The nursing home had sought stays in four courts in less than a week challenging the right of John Jobes to withdraw artificial life support from his wife.
The decision to end the court battle came just hours after the U.S. 3rd Circuit Court of Appeals in Philadelphia unanimously refused to grant a stay sought by the Morris County, N.J., home.
Nancy Ellen Jobes, 32, had been a patient in the home since shortly after she suffered irreversible brain damage in an April, 1980, operation to remove a dead fetus after an automobile accident.
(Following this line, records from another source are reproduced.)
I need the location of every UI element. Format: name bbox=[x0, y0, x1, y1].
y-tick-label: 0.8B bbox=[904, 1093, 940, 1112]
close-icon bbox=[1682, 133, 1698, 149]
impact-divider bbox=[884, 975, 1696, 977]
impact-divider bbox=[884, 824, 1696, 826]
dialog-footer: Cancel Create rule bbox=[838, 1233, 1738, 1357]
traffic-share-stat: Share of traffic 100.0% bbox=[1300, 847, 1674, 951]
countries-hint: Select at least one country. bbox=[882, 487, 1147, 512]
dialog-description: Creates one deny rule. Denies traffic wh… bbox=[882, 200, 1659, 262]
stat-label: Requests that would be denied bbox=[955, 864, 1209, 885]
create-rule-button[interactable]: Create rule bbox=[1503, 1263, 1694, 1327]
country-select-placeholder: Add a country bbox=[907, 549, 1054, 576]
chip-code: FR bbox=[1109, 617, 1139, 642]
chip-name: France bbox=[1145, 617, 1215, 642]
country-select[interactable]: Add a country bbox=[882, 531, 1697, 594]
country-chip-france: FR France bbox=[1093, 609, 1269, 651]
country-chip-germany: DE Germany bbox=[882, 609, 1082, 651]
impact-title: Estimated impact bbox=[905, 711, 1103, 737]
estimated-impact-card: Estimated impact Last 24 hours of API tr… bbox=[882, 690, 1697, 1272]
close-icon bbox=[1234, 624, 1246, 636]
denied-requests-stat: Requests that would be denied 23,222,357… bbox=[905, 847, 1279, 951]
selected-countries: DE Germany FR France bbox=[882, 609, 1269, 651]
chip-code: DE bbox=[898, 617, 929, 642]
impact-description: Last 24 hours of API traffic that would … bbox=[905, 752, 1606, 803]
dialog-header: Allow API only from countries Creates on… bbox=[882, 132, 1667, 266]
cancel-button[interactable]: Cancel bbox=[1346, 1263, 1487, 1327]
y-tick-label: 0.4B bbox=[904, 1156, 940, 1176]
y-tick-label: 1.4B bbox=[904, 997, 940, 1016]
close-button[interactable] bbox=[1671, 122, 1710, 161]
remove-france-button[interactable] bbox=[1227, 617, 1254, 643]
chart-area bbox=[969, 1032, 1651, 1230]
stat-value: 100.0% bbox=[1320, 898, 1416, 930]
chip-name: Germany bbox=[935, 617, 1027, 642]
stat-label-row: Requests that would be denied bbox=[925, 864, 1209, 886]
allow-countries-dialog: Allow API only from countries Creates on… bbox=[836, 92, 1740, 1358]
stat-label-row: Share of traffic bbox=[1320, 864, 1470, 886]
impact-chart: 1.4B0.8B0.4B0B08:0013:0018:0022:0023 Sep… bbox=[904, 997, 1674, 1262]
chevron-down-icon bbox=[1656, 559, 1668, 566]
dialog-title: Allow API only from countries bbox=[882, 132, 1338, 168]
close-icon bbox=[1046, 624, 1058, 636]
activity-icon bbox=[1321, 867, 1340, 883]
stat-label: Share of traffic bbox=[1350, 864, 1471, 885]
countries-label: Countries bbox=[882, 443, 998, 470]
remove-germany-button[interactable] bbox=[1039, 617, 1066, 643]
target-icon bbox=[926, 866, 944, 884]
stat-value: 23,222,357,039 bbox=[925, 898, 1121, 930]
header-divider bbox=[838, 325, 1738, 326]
She was transferred last weekend by court order to Morristown Memorial Hospital.
Refuse to Intervene
The U.S. Supreme Court and a federal district judge both refused Thursday to intervene in the case, letting stand a New Jersey Supreme Court decision giving John Jobes the right to order artificial life support withdrawn.
The last possible legal obstacle would have been a request by the nursing home for the full 3rd Circuit Court to overrule the three-judge panel. The home decided against that move.
“We feel tremendous relief and tremendous gratitude that finally we will be able to let Nancy die and put this whole 7 1/2-year nightmare to rest,” said Eleanor Laird, Nancy Jobes’ mother.
Paul Armstrong, the lawyer for John Jobes, said the family now will meet with doctors to discuss procedures for the withdrawal of life support.
Jobes, of Boonton, N.J., testified in a state court trial last year that his wife said often before the car accident that she did not wish to be kept alive by artificial means if she had no hope of recovery.